On Sunday morning, Richard Tucker will talk about pain regulations in the 21st century entitled: “What the DEA Wants You to Know”. The DEA’s decision to reschedule hydrocodone last October has probably been the single most disruptive event in the treatment of chronic pain in the last year. Tucker is a drug education and law enforcement consultant who once worked for the DEA.
The conference opener on Friday afternoon features Dr. Richard L. Stieg of Colorado who will discuss chronic opioid therapy in the 21st century. Dr. Stieg, who is a former past president of the American Academy of Pain Medicine, will soon retire and has put the patients in his practice on a mandatory opioid tapering program which was featured earlier this month on the National Pain Report. He is retiring from full-time medicine and believes that his patients who are using opioids will have a hard time finding doctors who will continue to prescribe them.

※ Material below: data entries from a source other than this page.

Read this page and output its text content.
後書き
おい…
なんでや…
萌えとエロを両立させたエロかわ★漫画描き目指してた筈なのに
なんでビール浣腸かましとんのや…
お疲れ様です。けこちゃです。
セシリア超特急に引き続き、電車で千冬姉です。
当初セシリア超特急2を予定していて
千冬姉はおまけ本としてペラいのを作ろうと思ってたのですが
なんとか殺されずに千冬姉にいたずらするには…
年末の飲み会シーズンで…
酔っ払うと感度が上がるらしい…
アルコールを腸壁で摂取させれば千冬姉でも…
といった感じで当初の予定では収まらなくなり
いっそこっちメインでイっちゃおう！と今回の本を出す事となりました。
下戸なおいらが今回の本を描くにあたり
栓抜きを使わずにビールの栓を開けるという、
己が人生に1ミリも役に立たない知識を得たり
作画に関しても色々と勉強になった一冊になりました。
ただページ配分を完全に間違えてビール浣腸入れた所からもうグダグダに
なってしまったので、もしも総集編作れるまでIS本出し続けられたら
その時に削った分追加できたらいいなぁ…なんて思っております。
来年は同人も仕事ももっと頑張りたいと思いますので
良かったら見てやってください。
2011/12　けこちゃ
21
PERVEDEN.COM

Geralyn Datz Ph.D. is president of the Southern Pain Society this year which is presenting the conference, one of the oldest multidisciplinary gatherings of pain specialists in the South. She practices in Hattiesburg, Mississippi and emphasized to the National Pain Report that pain practitioners will hear plenty about interdisciplinary treatment of pain.
“The roles of neuroscience and medicine will be highlighted as ways to treat the complex challenge of chronic pain,” she said. “Use of a live patient will showcase how various disciplines approach complex pain problems and develop a team approach to recovery.”
Dr. Datz emphasized that treat chronic pain is not a “one size fits all” concept.
“There is not one solution for chronic pain,” she said. “The most effective treatments are multidisciplinary tailored for the individual patient.”